Os copos de vinho e os cigarros sucediam-se uns atrás dos outros, e ele falava com as mais diversas pessoas que não conhecia, dizendo-se sempre escritor. Uma rapariga loura pediu-lhe um cigarro e quando ele lhe mostrou a marca que fumava, estrangeira para a jovem mulher, desconhecida para a sua nacionalidade, os olhos claros da figura esguia e certamente endinheirada propunham-lhe receio. Não sei se consigo fumar isto, se for muito forte, só costumo fumar quando bebo e nunca muito, ainda vou desmaiar. Se desmaiares eu seguro-te, respondeu-lhe ele, sem hesitação. O flirt, mais uma vez. Disseram-lhe que ela estaria possivelmente a fazer-se ao piso, expressão tão vulgar quanto as imagens que lhe passavam pela cabeça. Mas durante o resto da noite a mesma rapariga loura não enviou mais algum sinal que fosse, e ele desinteressou-se. Depois, conheceu um estilista australiano, alto, moreno, sotaque irresistível, blazer e calças impecavelmente combinados, estilista australiano que queria ir a Lisboa e que ficou com o seu número e e-mail. Contrariamente ao que esperava daquele sujeito, ele não jogava na sua equipa e não parecia muito empenhado em acompanhar e ouvir a conversa que ele, o rapaz perdido doze e cem vezes, tentava manter. Consequentemente, no anonimato da sua própria presença começou a sentir um desconforto inesperado, uma paulatina epifania que relegava a sua t-shirt original e cabelo e nacionalidade diferentes para um plano onde nunca seriam novidade nem motivo de curiosidade extremas. Viu-se uma vez mais sem alguém a conversar consigo.

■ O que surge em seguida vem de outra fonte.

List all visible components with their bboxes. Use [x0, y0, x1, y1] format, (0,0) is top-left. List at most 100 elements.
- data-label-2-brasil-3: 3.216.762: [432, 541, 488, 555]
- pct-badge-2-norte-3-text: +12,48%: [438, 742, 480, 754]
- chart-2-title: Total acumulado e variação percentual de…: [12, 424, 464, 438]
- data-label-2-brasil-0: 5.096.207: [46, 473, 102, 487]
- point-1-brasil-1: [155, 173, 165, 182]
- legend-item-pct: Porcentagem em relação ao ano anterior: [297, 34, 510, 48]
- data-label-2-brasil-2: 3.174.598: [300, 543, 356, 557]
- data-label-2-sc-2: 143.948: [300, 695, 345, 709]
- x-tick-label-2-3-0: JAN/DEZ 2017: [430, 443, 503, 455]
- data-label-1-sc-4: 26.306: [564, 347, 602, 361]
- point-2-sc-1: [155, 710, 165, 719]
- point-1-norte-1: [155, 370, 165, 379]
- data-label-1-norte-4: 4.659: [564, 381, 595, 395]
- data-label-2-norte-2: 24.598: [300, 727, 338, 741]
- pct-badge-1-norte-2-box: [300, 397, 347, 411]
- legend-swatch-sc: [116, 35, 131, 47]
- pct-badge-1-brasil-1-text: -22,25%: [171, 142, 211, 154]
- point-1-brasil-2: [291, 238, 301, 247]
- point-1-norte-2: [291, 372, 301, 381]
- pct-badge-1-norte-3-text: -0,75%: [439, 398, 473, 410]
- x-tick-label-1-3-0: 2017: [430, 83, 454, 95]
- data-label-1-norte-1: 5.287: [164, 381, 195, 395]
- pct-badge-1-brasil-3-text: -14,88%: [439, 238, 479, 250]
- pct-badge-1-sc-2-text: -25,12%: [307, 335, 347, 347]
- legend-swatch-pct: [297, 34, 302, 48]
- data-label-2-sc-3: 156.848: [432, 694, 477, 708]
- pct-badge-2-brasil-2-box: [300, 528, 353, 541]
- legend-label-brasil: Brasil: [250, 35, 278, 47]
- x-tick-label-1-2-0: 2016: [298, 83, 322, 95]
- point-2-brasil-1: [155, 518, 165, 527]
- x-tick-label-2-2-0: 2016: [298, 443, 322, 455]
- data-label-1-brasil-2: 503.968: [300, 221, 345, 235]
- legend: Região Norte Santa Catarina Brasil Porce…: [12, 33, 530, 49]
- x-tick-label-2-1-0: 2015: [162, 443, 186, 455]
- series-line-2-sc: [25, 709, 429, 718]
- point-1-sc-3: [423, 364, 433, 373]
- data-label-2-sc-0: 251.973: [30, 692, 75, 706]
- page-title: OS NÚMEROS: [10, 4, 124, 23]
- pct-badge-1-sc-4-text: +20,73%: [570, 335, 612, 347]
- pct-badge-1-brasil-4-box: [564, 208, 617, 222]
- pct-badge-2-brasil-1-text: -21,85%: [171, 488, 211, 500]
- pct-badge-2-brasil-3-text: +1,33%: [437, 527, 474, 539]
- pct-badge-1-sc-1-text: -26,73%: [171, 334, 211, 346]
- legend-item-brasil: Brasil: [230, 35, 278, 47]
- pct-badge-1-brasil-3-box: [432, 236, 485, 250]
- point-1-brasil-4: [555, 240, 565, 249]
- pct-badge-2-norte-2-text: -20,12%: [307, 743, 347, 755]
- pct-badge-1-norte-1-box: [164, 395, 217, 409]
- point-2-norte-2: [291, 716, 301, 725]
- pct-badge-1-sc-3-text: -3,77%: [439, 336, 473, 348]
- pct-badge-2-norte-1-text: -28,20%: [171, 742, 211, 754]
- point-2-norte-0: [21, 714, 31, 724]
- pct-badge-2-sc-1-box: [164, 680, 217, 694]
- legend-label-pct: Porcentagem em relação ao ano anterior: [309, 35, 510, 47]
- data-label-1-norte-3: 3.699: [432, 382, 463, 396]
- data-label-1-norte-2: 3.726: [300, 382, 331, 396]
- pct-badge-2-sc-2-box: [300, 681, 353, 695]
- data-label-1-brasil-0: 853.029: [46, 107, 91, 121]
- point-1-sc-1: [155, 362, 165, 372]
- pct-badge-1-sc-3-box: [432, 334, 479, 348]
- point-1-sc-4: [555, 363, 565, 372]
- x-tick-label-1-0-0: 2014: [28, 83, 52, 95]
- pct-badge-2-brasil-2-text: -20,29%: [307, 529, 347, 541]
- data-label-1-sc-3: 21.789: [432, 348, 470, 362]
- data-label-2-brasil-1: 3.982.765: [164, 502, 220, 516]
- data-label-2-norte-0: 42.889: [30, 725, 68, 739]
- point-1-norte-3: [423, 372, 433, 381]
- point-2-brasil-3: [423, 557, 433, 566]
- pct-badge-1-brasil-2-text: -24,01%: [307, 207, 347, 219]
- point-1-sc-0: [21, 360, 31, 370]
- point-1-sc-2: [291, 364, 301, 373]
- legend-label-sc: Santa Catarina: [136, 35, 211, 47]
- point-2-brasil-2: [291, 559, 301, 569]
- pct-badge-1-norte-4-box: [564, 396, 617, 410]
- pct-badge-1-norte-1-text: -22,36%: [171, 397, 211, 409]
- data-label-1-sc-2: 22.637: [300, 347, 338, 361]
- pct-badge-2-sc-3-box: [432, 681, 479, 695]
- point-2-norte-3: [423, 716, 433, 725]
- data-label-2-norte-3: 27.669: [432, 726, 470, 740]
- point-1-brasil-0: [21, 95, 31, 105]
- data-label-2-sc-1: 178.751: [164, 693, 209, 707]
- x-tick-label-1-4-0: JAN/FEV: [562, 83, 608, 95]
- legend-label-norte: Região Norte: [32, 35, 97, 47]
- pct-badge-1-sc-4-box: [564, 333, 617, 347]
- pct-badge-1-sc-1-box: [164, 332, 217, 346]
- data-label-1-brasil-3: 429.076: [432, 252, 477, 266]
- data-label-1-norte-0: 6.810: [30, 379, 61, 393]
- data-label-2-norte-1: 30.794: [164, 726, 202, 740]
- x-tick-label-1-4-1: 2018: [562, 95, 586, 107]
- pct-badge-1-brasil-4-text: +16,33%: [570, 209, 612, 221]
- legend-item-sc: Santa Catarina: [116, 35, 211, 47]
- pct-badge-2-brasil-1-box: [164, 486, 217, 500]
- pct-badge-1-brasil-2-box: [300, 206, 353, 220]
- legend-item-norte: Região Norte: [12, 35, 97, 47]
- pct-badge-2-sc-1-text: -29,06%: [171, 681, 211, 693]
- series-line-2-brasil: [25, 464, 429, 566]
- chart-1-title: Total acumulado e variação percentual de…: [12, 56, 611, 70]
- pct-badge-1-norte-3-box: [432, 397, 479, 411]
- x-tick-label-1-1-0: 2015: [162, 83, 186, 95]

Continuava sorrindo, agora um pouco estupidamente, e, já bebido, seguia olhando em volta, perscrutando a sala com o olhar turvo.
Pouco tempo após essa repentina e repetida solidão voltavam os seus amigos. Não era ainda hora de ser um dos beautiful ones. Pagou a sua conta, tinha gasto mais do que devia sem no entanto se arrepender, e saíram, ele e os seus companheiros, daquele sítio de arrojada e urbana vivência. Tinha fome. Foram a um restaurante ainda aberto, um daqueles diners que normalmente tresandam a cozinhado foleiro, e ele pediu dois hambúrgueres com batatas fritas. No seu estômago, o vinho caro recebia com prazer e contradição aquela fast-food sebácea e mundanamente saborosa.

3. Os Tempos de Fome


A fome. Grande miséria esmagadora dos fracos, servil companheira dos desafortunados, tu, fome, tu manifestas-te sob variadas formas. O inferno dos comuns esfaimados não será para mim, porventura nunca nesta vida. Mas a fome mora comigo. Bem no fundo do meu corpo. As asas que a um momento ou outro, se tivermos sorte, recebemos devem ser doseadas correctamente ou começamos a temer a continuação da fome. É um sentimento terrível, que deixa espalhada uma miríade de espelhos intactos mas baços. E isto não quer dizer que necessariamente tenhamos ou devamos saciar totalmente essa míngua. Mas ter demasiada voracidade de viver pode consumir a própria vida. A autofagia de ser e estar no mundo, esse tão dual maquinismo, concomitantemente amigo e adversário. Essa miséria do eterno consumo. A fome.
Ricardo X. Fonseca, O rei sem trono.